Low temperature and high pressure are thermodynamically
more favorable
conditions to achieve high conversion and high methanol selectivity
in CO2 hydrogenation. However, low-temperature activity
is generally very poor due to the sluggish kinetics, and thus, designing
highly selective catalysts active below 200 °C is a great challenge
in CO2-to-methanol conversion. Recently, Re/TiO2 has been reported as a promising catalyst. We show that Re/TiO2 is indeed more active in continuous and high-pressure (56
and 331 bar) operations at 125–200 °C compared to an industrial
Cu/ZnO/Al2O3 catalyst, which suffers from the
formation of methyl formate and its decomposition to carbon monoxide.
At lower temperatures, precise understanding and control over the
active surface intermediates are crucial to boosting conversion kinetics.
This work aims at elucidating the nature of active sites and active
species by means of in situ/operando X-ray absorption
spectroscopy, Raman spectroscopy, ambient-pressure X-ray photoelectron
spectroscopy (AP-XPS), and diffuse reflectance infrared Fourier transform
spectroscopy (DRIFTS). Transient operando DRIFTS
studies uncover the activation of CO2 to form active formate
intermediates leading to methanol formation and also active rhenium
carbonyl intermediates leading to methane over cationic Re single
atoms characterized by rhenium tricarbonyl complexes. The transient
techniques enable us to differentiate the active species from the
spectator one on TiO2 support, such as less reactive formate
originating from spillover and methoxy from methanol adsorption.
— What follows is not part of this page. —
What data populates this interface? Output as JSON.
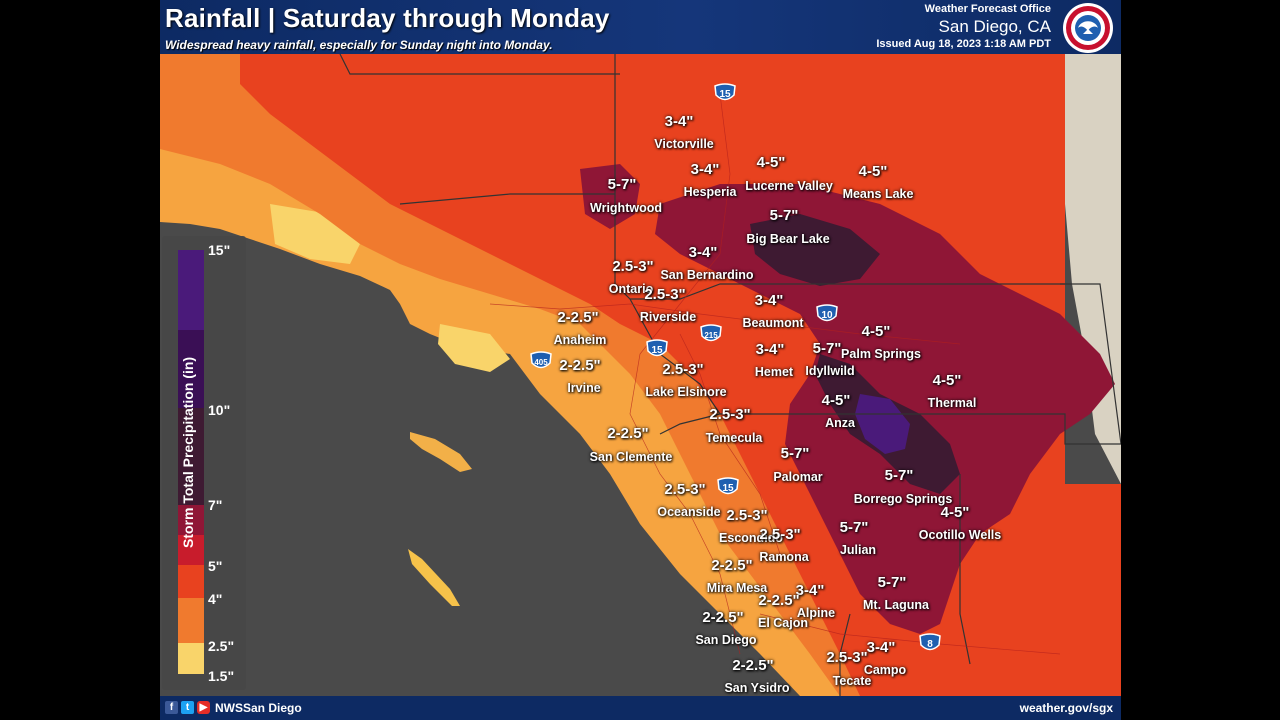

The
AP-XPS supports the fact that metallic Re species act as H2 activators, leading to H-spillover and importantly to hydrogenation
of the active formate intermediate present over cationic Re species.
The origin of the unique reactivity of Re/TiO2 was suggested
as the coexistence of cationic highly dispersed Re including single
atoms, driving the formation of monodentate formate, and metallic
Re clusters in the vicinity, activating the hydrogenation of the formate
to methanol.